Quelqu'un vous dit-il, cher monsieur, ce que je vais vous dire?
Peut-être que non. Ces Parisiens sont si blasés sur leurs richesses; ils
sont d'ailleurs distraits par tant d'événements non littéraires et ils
ont si peu le temps de vivre, qu'ils prennent leur plaisir sans songer
à le signaler. Moi, au fond de ma solitude, je ne suis pas sans
préoccupation et sans soucis; mais, enfin, j'ai le temps de savoir ce
que je lis et je peux prendre celui de le dire sur un bout de papier à
ceux que je n'ai pas le plaisir de voir autour de moi.
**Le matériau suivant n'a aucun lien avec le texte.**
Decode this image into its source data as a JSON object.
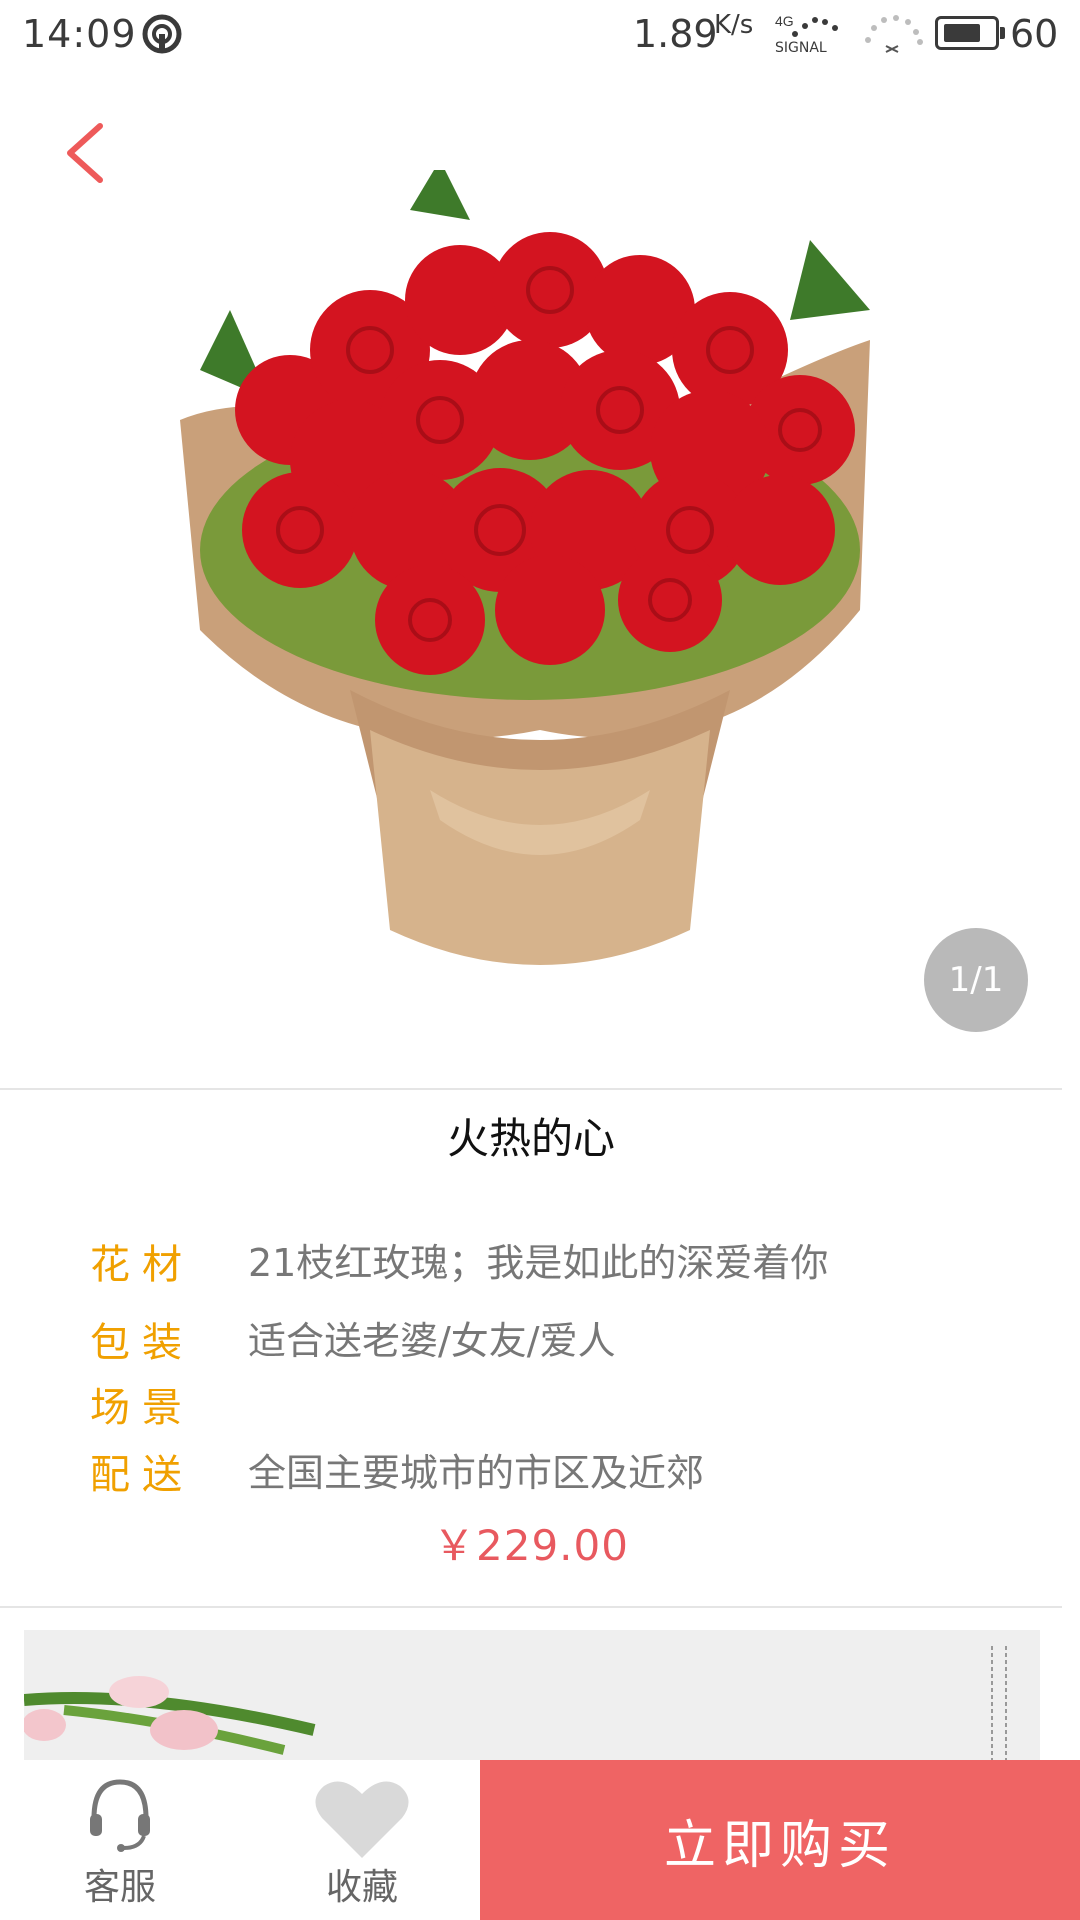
{
  "status_bar": {
    "time": "14:09",
    "net_speed": "1.89",
    "net_unit": "K/s",
    "signal_label": "SIGNAL",
    "network_type": "4G",
    "battery": "60"
  },
  "product": {
    "title": "火热的心",
    "image_counter": "1/1",
    "price": "￥229.00",
    "specs": [
      {
        "label": "花材",
        "value": "21枝红玫瑰；我是如此的深爱着你"
      },
      {
        "label": "包装",
        "value": "适合送老婆/女友/爱人"
      },
      {
        "label": "场景",
        "value": ""
      },
      {
        "label": "配送",
        "value": "全国主要城市的市区及近郊"
      }
    ]
  },
  "bottom_bar": {
    "service_label": "客服",
    "favorite_label": "收藏",
    "buy_label": "立即购买"
  },
  "colors": {
    "accent": "#ef6464",
    "price": "#e8595f",
    "label": "#f0a000",
    "back": "#ee5a5a"
  }
}
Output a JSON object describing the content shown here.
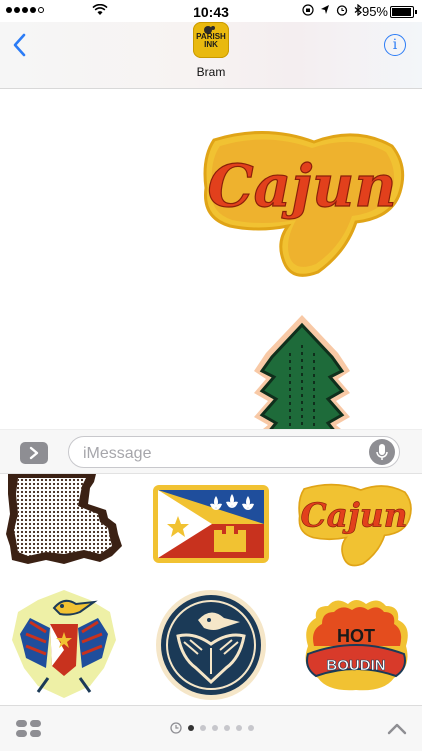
{
  "status_bar": {
    "time": "10:43",
    "battery": "95%",
    "icons": [
      "wifi-icon",
      "orientation-lock-icon",
      "location-icon",
      "alarm-icon",
      "bluetooth-icon",
      "battery-icon"
    ]
  },
  "header": {
    "back_icon": "chevron-left-icon",
    "contact_avatar_text": "PARISH INK",
    "contact_name": "Bram",
    "info_icon": "info-icon",
    "info_glyph": "i"
  },
  "transcript": {
    "stickers": [
      {
        "name": "cajun-sticker",
        "text": "Cajun"
      },
      {
        "name": "alligator-sticker",
        "text": ""
      }
    ]
  },
  "input_bar": {
    "apps_icon": "chevron-right-icon",
    "placeholder": "iMessage",
    "mic_icon": "microphone-icon"
  },
  "sticker_drawer": {
    "stickers": [
      {
        "name": "louisiana-state-sticker",
        "text": ""
      },
      {
        "name": "acadiana-flag-sticker",
        "text": ""
      },
      {
        "name": "cajun-sticker",
        "text": "Cajun"
      },
      {
        "name": "pelican-crest-sticker",
        "text": ""
      },
      {
        "name": "pelican-medallion-sticker",
        "text": ""
      },
      {
        "name": "hot-boudin-sticker",
        "text_top": "HOT",
        "text_main": "BOUDIN"
      }
    ]
  },
  "bottom_bar": {
    "app_drawer_icon": "app-grid-icon",
    "page_count": 6,
    "active_page": 1,
    "recent_icon": "clock-icon",
    "expand_icon": "chevron-up-icon"
  },
  "colors": {
    "accent": "#2b7cf6",
    "cajun_red": "#e2401c",
    "cajun_yellow": "#f1c232",
    "alligator_green": "#1e6b3a",
    "flag_blue": "#1f4e9c",
    "flag_red": "#c8321e",
    "pelican_navy": "#1b3a57",
    "brown": "#3b2114"
  }
}
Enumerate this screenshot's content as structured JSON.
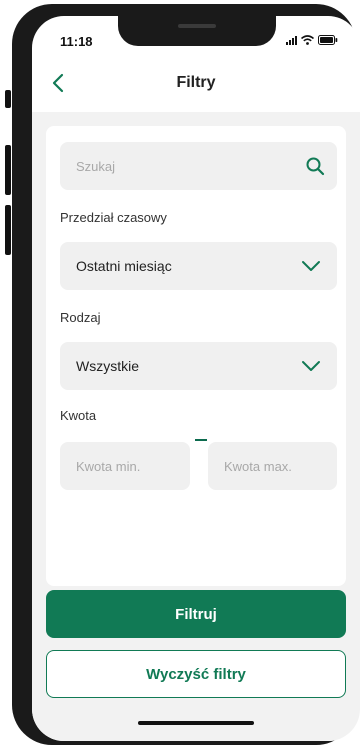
{
  "status": {
    "time": "11:18"
  },
  "header": {
    "title": "Filtry"
  },
  "search": {
    "placeholder": "Szukaj"
  },
  "period": {
    "label": "Przedział czasowy",
    "selected": "Ostatni miesiąc"
  },
  "type": {
    "label": "Rodzaj",
    "selected": "Wszystkie"
  },
  "amount": {
    "label": "Kwota",
    "min_placeholder": "Kwota min.",
    "max_placeholder": "Kwota max."
  },
  "actions": {
    "filter_label": "Filtruj",
    "clear_label": "Wyczyść filtry"
  },
  "colors": {
    "accent": "#117a55",
    "background": "#f2f2f2"
  },
  "icons": [
    "back-chevron",
    "search",
    "chevron-down"
  ]
}
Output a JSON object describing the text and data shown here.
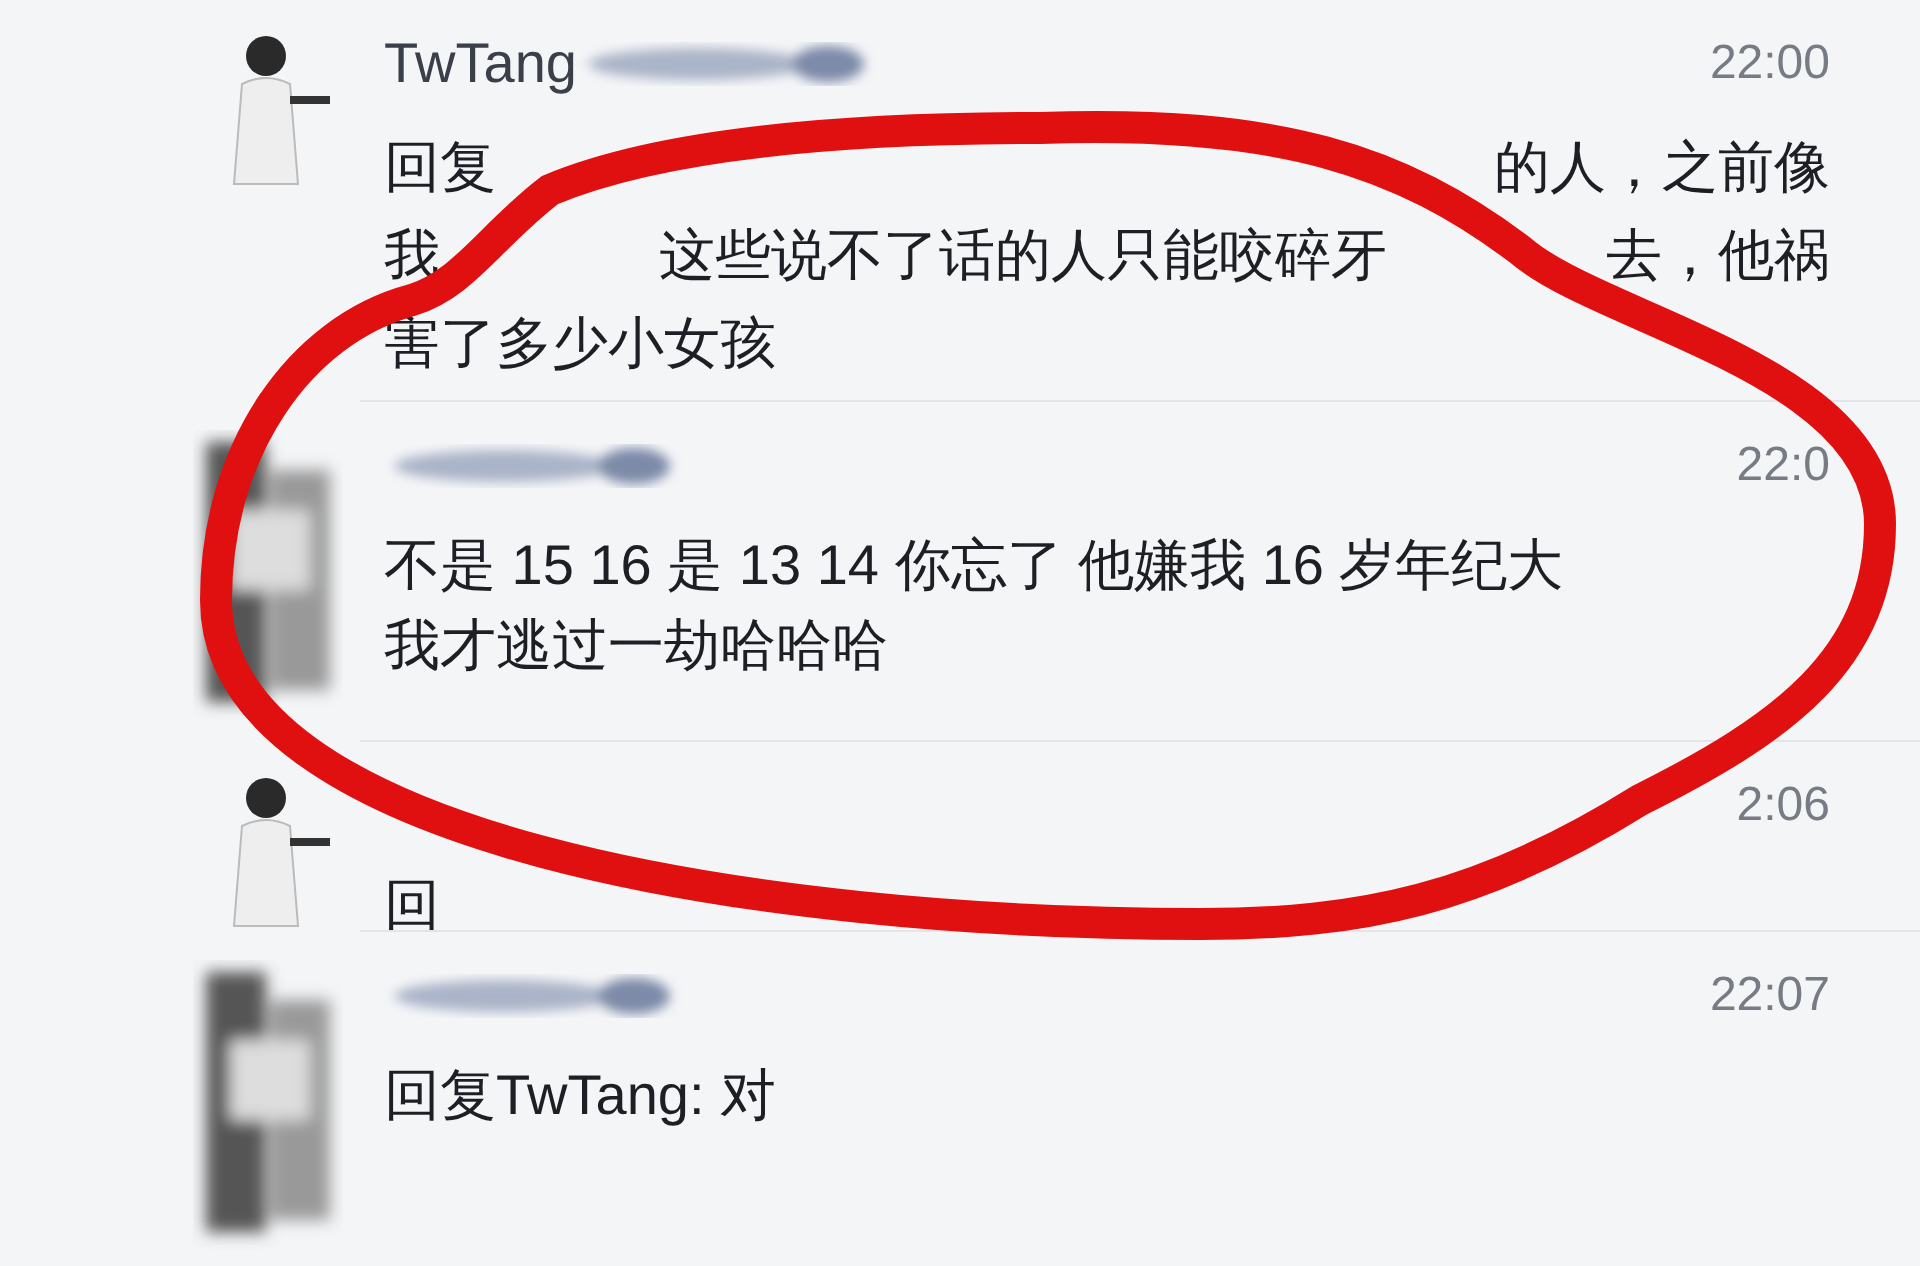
{
  "annotation": {
    "kind": "ellipse",
    "color": "#e01010"
  },
  "messages": [
    {
      "kind": "figure",
      "name": "TwTang",
      "name_redacted": true,
      "time": "22:00",
      "lines": [
        [
          "回复",
          "的人，之前像"
        ],
        [
          "我",
          "这些说不了话的人只能咬碎牙",
          "去，他祸"
        ],
        [
          "害了多少小女孩"
        ]
      ]
    },
    {
      "kind": "blurred",
      "name_redacted": true,
      "time": "22:0",
      "lines": [
        [
          "不是 15 16 是 13 14 你忘了 他嫌我 16 岁年纪大"
        ],
        [
          "我才逃过一劫哈哈哈"
        ]
      ]
    },
    {
      "kind": "figure",
      "name_redacted": false,
      "time": "2:06",
      "lines": [
        [
          "回"
        ]
      ]
    },
    {
      "kind": "blurred",
      "name_redacted": true,
      "time": "22:07",
      "lines": [
        [
          "回复TwTang: 对"
        ]
      ]
    }
  ]
}
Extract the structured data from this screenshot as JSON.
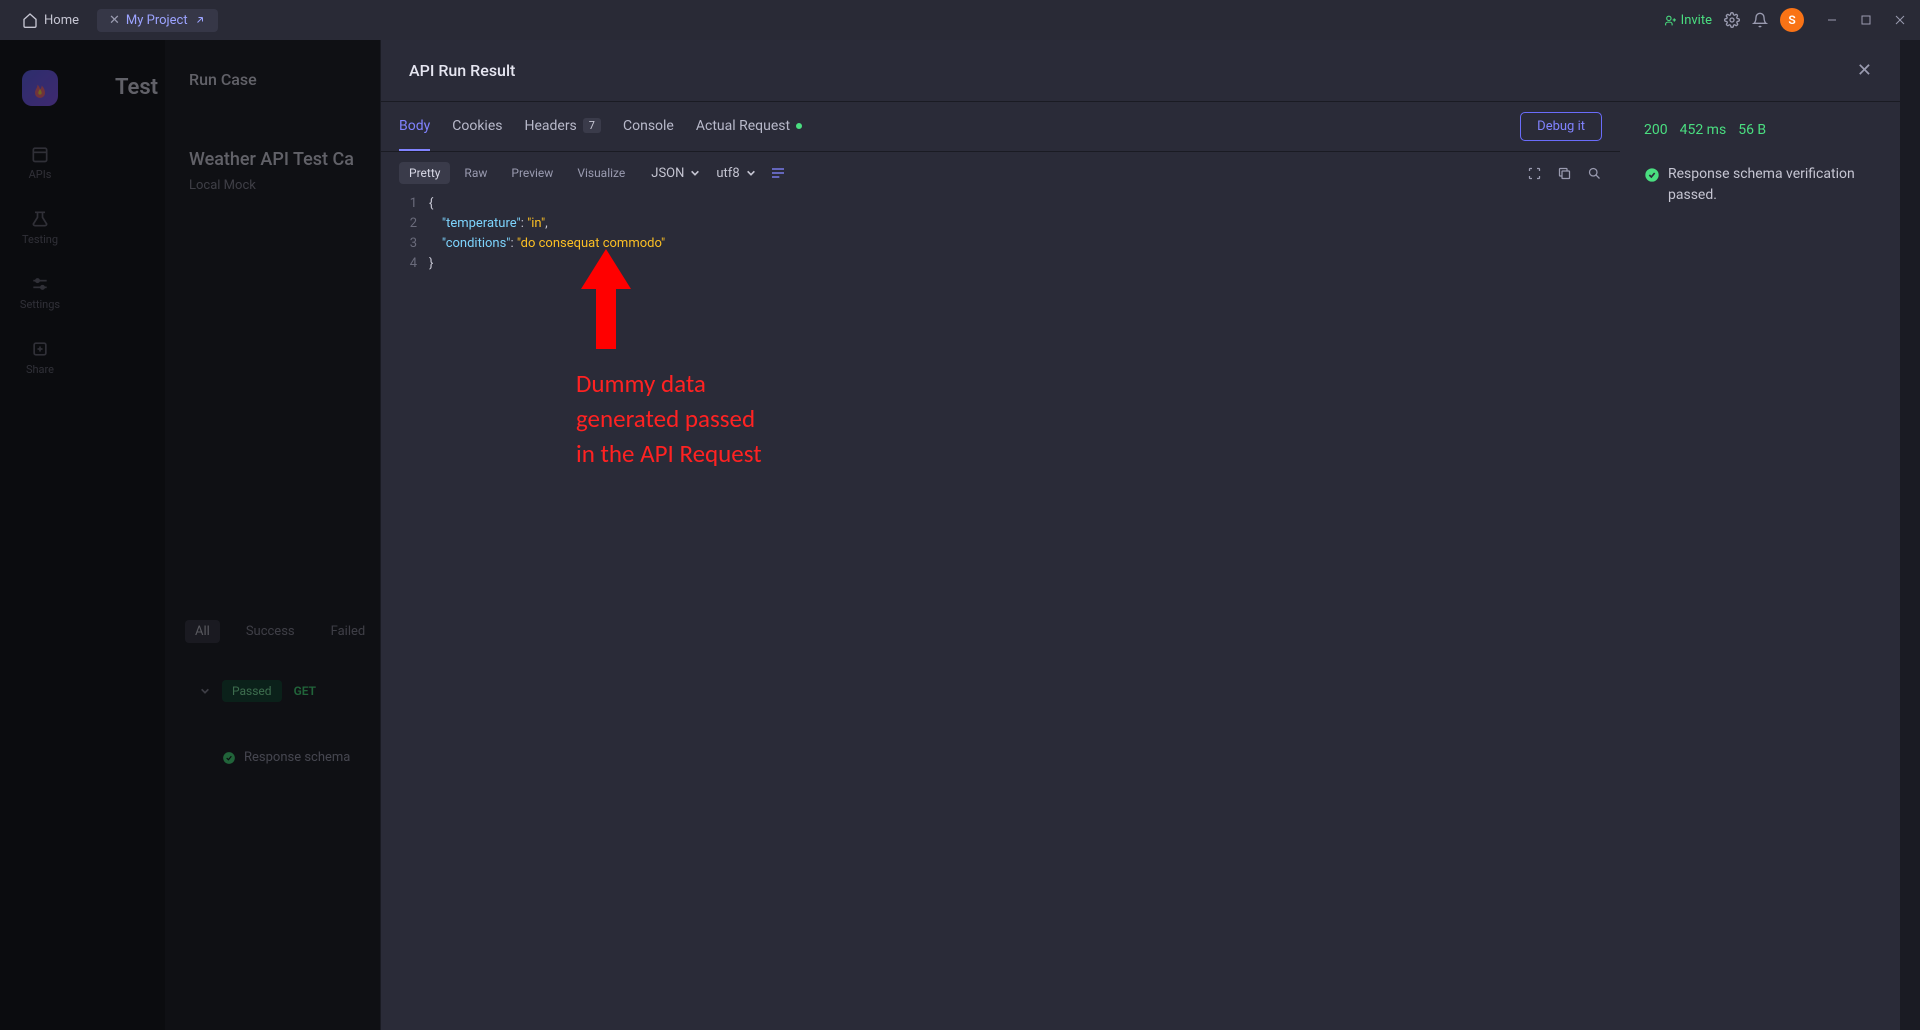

Donc, je veux vous dire que vos feuilletons me paraissent de plus en
plus des chefs-d'oeuvre comme fond et comme forme. Ce ne sont pas des
feuilletons, ce sont des écrits sérieux à méditer, des choses pleines de
choses à chaque ligne, et dont la forme un peu débarrassée du trop grand
luxe d'épithètes qui en gênait autrefois l'allure, devient incisive,
claire et frappante, sans cesser d'être d'un brillant à éblouir. Le
dernier article, sur _la Fille du millionnaire_, m'a paru valoir un gros
livre. Moi qui ne joue pas à la Bourse et qui ne fais pas de pièce, j'ai
été aussi intéressée à votre démonstration que si j'étais l'auteur ou le
millionnaire.

Déjà vous aviez émis des idées très lumineuses sur ce sujet à propos de
_la Bourse_ de Ponsard: vous voyez que je vous suis. Je ne connais pas
assez le mécanisme de l'argent pour savoir si vous soutenez une thèse
qui ne prête en rien à la réplique; mais, telle qu'elle est, elle est
d'une clarté, d'une vigueur qui mérite l'examen des esprits les plus
sérieux et qui doit laisser une page importante dans l'histoire
économique.

Quand vous touchez à l'histoire, du reste, sous quelque aspect que ce
soit, vous esquissez et peignez de main de maître. Il y a là le grand
dessin et la grande couleur. J'espère toujours que vous nous ferez un
livre entier, un livre d'histoire; il le faut! nous n'avons plus de ces
historiens qui étaient en même temps des modèles de forme et qui étaient
aussi bien de grands poètes que d'utiles chroniqueurs. Il y a de très
grands talents; Louis Blanc est le plus beau de forme, parmi les jeunes.
Mais on peut encore autrement, et vous montrez une individualité si
belle, que c'est un devoir de vous le dire. On ne se connaît jamais bien
soi-même, peut-être ne savez-vous pas le prix des perles que vous donnez
aux abonnés.

Ne me répondez pas, c'est toujours ennuyeux et embarrassant de répondre
à des éloges. Les miens ne veulent pas de remerciement, ils sont trop
sincères pour cela. Prenez que vous m'avez rencontrée dans une allée de
jardin et que nous avons causé cinq minutes.

Tout à vous.

GEORGE SAND.




CDXXVIII

A SON ALTESSE LE PRINCE NAPOLÉON (JÉRÔME)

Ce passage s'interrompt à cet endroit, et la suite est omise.